L’autorità Garante della Concorrenza e del Mercato ha avviato un’indagine per violazione delle norme del Codice del Consumo, verso la casa automobilistica Italo-Cinese DR Automobiles.
L’accusa è quella di aver fornito ai propri clienti informazioni fuorvianti circa il luogo di produzione dei veicoli, spacciandoli per italiani quando invece si tratta di automobili di importazione cinese.
Ma facciamo un passo indietro…
Il gruppo DR Automobiles nasce nel 2006 a Macchia D’Isernia, da un’idea dell’imprenditore ed ex pilota automobilistico Massimo di Risio.

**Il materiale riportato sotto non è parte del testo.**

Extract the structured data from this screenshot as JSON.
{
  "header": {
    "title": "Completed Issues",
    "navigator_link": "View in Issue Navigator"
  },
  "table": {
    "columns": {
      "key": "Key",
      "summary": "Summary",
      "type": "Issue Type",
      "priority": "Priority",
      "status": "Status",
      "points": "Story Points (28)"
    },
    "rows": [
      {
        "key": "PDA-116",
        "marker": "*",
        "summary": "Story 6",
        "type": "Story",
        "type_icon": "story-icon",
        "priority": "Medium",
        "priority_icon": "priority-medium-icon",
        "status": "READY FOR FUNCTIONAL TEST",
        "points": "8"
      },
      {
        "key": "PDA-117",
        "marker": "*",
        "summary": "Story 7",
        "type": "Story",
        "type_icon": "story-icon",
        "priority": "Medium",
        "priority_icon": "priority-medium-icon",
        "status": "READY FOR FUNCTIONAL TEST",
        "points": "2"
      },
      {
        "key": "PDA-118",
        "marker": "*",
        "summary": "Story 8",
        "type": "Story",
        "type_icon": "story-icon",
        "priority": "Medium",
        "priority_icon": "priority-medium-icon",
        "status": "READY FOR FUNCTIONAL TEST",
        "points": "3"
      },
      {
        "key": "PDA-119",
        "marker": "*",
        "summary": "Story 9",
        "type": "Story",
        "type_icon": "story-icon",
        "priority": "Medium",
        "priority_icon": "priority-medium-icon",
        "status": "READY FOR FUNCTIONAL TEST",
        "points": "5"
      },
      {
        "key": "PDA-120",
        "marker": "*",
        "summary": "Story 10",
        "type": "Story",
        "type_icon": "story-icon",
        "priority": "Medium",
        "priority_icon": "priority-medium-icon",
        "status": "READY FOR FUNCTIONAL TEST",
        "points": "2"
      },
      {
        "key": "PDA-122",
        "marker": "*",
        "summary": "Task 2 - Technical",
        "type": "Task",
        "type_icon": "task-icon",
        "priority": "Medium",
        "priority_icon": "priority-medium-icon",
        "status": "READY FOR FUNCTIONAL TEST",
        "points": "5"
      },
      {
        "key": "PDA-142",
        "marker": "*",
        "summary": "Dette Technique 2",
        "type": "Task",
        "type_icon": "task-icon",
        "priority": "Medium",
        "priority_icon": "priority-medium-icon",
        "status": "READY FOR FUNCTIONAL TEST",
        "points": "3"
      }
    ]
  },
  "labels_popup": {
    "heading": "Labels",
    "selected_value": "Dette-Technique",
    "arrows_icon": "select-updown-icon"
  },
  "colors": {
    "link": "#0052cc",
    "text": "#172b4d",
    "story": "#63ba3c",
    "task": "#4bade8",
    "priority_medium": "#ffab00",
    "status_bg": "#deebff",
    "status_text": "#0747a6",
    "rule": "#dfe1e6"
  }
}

L’attività commerciale dell’azienda consiste nell’importazione di automobili finite dalla Cina che vengono poi ritoccate e rivendute in Italia con i marchi Dr, Evo, Sportequipe e ICKX.
Ma se è quindi risaputo che sotto la carrozzeria si tratta di auto di origini orientali, cosa ha spinto l’Antitrust a indagare sull’attività del gruppo?
Abbiamo cercato di analizzare la strategia comunicativa di DR Automobiles e abbiamo notato che l’azienda utilizza un’efficace strategia di marketing per sottolineare una presunta italianità dei propri prodotti senza dichiararla mai esplicitamente.
È il caso ad esempio delle numerose pubblicità ambientate nelle più rinomate città italiane.
Il motivo? Probabilmente DR sa bene che il “Made in Italy” attira il cliente più del “Made in China” e anche se ovviamente non può garantire la provenienza locale delle proprie auto, può almeno provare a far leva sull’origine italiana del marchio, inducendo i consumatori a credere che in fondo il prodotto è buono perché “almeno un po’” è Italiano.
Apprendiamo importanti feedback da parte del mercato anche grazie ai dati sui volumi di vendita: la crescita di Dr in Italia nell’ultimo anno è stata spaventosa: +47% di immatricolazioni rispetto al 2022.
È possibile che il merito di questi risultati sia proprio del sapiente lavoro di marketing del brand.